Capture and dissociation in the complex-forming CH(v = 0,1) + D2 → CHD + D, CD2 + H, CD + HD reactions and comparison with CH(v = 0,1) + H2

Abstract

Rate coefficients for the CH(v = 0,1) + D₂ reaction have been determined for all possible channels (T: 200–1200 K), using the quasiclassical trajectory method and a suitable treatment of the zero point energy. Calculations have also been performed on the CH(v = 1) + H₂ reaction and the CH(v = 1) + D₂ → CH(v = 0) + D₂ process. Most of the results can be understood considering the key role played by the deep minimum of the potential energy surface (PES), the barrierless character of the PES, the energy of the reaction channels, and the kinematics.

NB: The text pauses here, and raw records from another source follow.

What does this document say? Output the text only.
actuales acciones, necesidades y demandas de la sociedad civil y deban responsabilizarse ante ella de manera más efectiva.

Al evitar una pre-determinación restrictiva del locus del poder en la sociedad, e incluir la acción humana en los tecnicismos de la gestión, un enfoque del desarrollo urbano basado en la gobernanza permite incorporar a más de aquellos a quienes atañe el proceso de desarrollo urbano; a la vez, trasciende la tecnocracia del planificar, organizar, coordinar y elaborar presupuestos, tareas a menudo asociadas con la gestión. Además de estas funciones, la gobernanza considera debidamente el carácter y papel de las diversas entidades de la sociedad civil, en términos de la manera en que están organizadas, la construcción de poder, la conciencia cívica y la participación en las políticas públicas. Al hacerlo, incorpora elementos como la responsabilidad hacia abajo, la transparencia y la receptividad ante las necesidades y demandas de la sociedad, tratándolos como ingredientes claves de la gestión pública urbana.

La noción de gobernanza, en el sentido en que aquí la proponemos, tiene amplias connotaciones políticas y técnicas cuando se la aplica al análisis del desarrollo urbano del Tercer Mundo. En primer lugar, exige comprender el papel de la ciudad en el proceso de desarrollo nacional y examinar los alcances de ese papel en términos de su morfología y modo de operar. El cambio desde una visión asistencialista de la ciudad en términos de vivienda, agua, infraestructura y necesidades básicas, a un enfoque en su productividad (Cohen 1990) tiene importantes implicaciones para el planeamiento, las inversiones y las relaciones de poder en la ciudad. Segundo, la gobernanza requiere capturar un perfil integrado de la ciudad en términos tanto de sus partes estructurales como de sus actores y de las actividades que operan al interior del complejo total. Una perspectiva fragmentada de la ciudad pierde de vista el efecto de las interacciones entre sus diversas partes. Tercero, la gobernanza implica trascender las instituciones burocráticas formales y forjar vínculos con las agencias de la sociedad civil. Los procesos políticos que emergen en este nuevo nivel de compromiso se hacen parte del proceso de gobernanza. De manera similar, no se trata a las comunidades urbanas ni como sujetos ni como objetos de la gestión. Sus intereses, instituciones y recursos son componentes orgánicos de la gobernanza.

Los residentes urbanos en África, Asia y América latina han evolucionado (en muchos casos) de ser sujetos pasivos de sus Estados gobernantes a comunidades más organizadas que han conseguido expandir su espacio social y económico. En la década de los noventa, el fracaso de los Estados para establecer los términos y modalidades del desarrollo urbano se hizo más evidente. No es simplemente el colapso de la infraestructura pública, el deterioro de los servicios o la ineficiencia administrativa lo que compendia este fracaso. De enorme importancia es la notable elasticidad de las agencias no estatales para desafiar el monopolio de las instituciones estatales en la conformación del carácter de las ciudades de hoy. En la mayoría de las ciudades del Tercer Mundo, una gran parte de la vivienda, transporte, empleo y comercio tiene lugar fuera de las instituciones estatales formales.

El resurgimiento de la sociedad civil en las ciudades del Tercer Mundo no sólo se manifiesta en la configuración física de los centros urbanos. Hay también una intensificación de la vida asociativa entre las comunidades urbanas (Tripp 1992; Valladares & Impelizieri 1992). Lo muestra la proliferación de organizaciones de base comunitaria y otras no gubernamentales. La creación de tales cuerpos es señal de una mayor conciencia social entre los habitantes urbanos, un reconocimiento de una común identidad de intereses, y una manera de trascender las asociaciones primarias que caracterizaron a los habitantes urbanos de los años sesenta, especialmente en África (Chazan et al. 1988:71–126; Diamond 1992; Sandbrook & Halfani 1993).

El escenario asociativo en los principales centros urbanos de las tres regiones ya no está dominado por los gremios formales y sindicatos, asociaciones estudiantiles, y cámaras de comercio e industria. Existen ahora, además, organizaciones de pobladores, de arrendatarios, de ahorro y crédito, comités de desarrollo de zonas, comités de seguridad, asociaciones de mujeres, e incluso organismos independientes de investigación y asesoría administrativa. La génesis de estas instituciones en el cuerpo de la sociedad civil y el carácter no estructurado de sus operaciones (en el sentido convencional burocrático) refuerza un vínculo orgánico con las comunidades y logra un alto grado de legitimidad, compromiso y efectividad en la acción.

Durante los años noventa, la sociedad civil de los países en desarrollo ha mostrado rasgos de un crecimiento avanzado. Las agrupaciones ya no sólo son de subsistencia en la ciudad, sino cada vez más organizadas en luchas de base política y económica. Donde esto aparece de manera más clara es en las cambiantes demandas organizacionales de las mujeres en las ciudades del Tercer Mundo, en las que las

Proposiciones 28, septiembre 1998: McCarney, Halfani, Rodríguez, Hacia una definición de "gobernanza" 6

The good agreement found between theory and experiment for the rate coefficients of the capture process of CH(v = 0) + D₂, the total reactivity of CH(v = 1) + D₂, H₂, as well as the good agreement observed for the related CH(v = 0) + H₂ system (capture and abstraction), gives confidence on the theoretical rate coefficients obtained for the capture processes of CH(v = 1) + D₂, H₂, the individual reactive processes of CH(v = 1) + D₂, H₂, the abstraction and abstraction-exchange reactions for CH(v = 0) + D₂, and the inelastic process mentioned above, for which there are no experimental data available, and that can be useful in combustion chemistry and astrochemistry.